Could Wike be the end of Atiku’s sixth run for president? 

Post Date : August 25, 2022

 

By Fredrick Nwabufo.

Nyesom Wike, governor of Rivers state, could be the kryptonite of Atiku Abubakar, presidential candidate of the Peoples Democratic Party (PDP). Wike has remained implacable and untrammelled. And he seems determined to take his pound of flesh after his humiliation by Atiku. Wike will not relent until he draws blood.

There is a method to Wike’s madness. Wike cannot be dismissed or ignored. The Peoples Democratic Party (PDP) blundered when it discarded a sacerdotal principle – the zoning precept. Since 1999 zoning has governed the PDP’s power distribution. It was by dint of this that Umaru Musa Yar’Adua became the party’s standard bearer in 2007 and president after Olusegun Obasanjo.

Goodluck Jonathan’s ascendancy was an accident of time and the making of a benevolent fate. The distortion of the power character and geography was to be corrected by the PDP in 2015 as Jonathan had reportedly agreed to do only a single term. Power was expected to return to the north in 2015, but Jonathan chose to seek re-election. This fractured the PDP and spun a web of palace conspiracies and subterranean plots, leading to his deracination.

Naturally, after eight years of power residency in one section of the country, it is expected to orbit to another.

It is hard to explain and farcical to rationalise PDP’s gaucherie. How will the party convince Nigerians to subsist with the current geography of power after eight years of the present leadership? It will be a tough sell.

After the party’s presidential primary election in May, it was expected that winner would begin reconciliation and rapprochement with other hopefuls. The primary election was not a contest of popularity, really, but a clash of cash. It so happened that the man with the biggest trove of cash took the prize.

The PDP was divided by the outcome of that exercise. It should not have been. It is hypocritical parroting, ‘’One Nigeria’’ and ignoring the violation of this essence by the PDP. It is a mockery of common sense.

I believe Wike reserves the right to be upset by the duplicity of the PDP. He should have been left alone to lick his wounds after the presidential primary election. But he was led on with a phantom vice-presidential bait.

At the behest of Atiku, the PDP set up a panel to pick a vice-presidential candidate. The panel recommended Wike, but Atiku preferred another candidate. Despite the insistence of the national working committee (NWC) of the party on the nomination of Wike for the position, Atiku refused.

In an interview with Arise TV, Atiku said he cannot work with Wike. According to him, he needs ‘’someone amiable’’ to work with.

So, why the pantomime when it was clear Wike is not wanted? Why not allow the man to nurse his frayed ego in peace? Why add insult to injury? Why toss a carrot before him, only to snatch it away the moment he tries to take a bite? Why the double-decker humiliation?

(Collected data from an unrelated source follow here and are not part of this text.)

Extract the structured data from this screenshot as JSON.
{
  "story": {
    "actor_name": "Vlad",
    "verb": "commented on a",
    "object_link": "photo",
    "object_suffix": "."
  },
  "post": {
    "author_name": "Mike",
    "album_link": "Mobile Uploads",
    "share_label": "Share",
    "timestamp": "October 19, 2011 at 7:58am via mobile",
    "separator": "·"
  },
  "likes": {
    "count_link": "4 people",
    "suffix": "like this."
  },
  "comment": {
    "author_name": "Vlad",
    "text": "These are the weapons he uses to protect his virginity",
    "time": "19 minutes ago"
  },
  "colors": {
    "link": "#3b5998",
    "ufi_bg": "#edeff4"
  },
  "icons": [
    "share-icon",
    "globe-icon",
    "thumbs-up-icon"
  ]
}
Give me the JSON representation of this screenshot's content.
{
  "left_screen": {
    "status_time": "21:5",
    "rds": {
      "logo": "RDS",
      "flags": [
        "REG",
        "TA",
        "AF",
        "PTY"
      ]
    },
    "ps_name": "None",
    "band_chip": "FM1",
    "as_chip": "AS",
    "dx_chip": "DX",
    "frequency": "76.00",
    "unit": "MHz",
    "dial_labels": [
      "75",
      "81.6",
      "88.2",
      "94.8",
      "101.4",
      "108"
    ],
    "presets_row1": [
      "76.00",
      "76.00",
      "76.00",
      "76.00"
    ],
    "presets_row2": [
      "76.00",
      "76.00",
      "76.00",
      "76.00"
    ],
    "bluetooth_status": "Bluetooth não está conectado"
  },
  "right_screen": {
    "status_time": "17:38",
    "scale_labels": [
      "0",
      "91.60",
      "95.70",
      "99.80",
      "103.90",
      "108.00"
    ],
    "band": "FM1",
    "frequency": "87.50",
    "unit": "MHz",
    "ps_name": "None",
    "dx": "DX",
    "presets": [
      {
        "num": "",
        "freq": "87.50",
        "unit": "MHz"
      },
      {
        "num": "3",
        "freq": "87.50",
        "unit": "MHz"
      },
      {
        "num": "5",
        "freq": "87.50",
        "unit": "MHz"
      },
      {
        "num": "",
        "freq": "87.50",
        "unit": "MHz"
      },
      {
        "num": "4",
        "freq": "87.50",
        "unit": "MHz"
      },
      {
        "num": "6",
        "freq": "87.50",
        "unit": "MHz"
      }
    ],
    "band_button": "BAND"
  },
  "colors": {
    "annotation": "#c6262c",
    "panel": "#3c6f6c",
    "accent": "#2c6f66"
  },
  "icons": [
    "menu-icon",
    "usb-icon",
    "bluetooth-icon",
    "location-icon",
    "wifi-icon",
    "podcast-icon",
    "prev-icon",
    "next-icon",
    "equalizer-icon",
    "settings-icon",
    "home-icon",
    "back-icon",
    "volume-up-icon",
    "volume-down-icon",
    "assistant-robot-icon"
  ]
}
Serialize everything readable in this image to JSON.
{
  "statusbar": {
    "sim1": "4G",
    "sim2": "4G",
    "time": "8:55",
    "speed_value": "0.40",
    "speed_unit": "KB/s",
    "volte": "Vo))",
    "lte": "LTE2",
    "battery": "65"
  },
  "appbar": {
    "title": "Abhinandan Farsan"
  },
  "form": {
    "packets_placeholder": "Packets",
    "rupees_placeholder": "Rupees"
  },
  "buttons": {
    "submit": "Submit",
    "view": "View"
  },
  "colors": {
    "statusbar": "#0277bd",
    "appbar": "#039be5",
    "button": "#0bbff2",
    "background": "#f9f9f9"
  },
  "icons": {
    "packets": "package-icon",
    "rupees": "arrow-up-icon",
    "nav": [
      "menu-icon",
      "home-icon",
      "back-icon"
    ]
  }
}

And when the governor was taciturn and appeared to have moved on, some supporters of the PDP presidential candidate were taunting him. Really, it seems the PDP is yet to learn any valuable lesson from defeat. What is happening now is reminiscent of pre-2015 elections when the party succumbed to morbid indulgences and gutted itself. Seven governors left the PDP in the build-up to the general election, sealing the doom of the party. It is happening again.

As it appears, the party may lose its strongholds – the south-east, the south-south and even the north-central. Peter Obi’s rocketing movement has left the PDP vulnerable in much of the south. The years of unrequited loyalty to the PDP by the south-east are gone. Wike has obviously broken away from the pack — and with him are some PDP governors. This imperils PDP’s star-crossed presidential bid.

Bola Tinubu, presidential candidate of the All Progressives Congress (APC), appears attuned to the windfall in the chaos, and he is seizing the moment. It is unlike Tinubu to let a good opportunity go to waste.

Jagaban is meeting with Wike somewhere in Europe – this is while Atiku had refused to meet with the Rivers governor – until the recent ‘’rendezvous’’. Tinubu, obviously, takes his presidential bid with gravitas. He understands the times and the need for seeking allies and not foes in an election season.

Wike is horse-trading to work against Atiku in the 2023 elections. Only a party that is self-secured in second place will ignore this evolving political artistry.

Wike is everything everyone says he is. He is uncouth, caustic, brash, vacuous, insipid, vindictive, and could be infantile. But no one can take away the influence he wields in his state, in the south-south and among some governors in the PDP. He has profitable political capital.

It is hard to see how the PDP can upend this trajectory to its favour. Wike’s boat appears to have sailed on.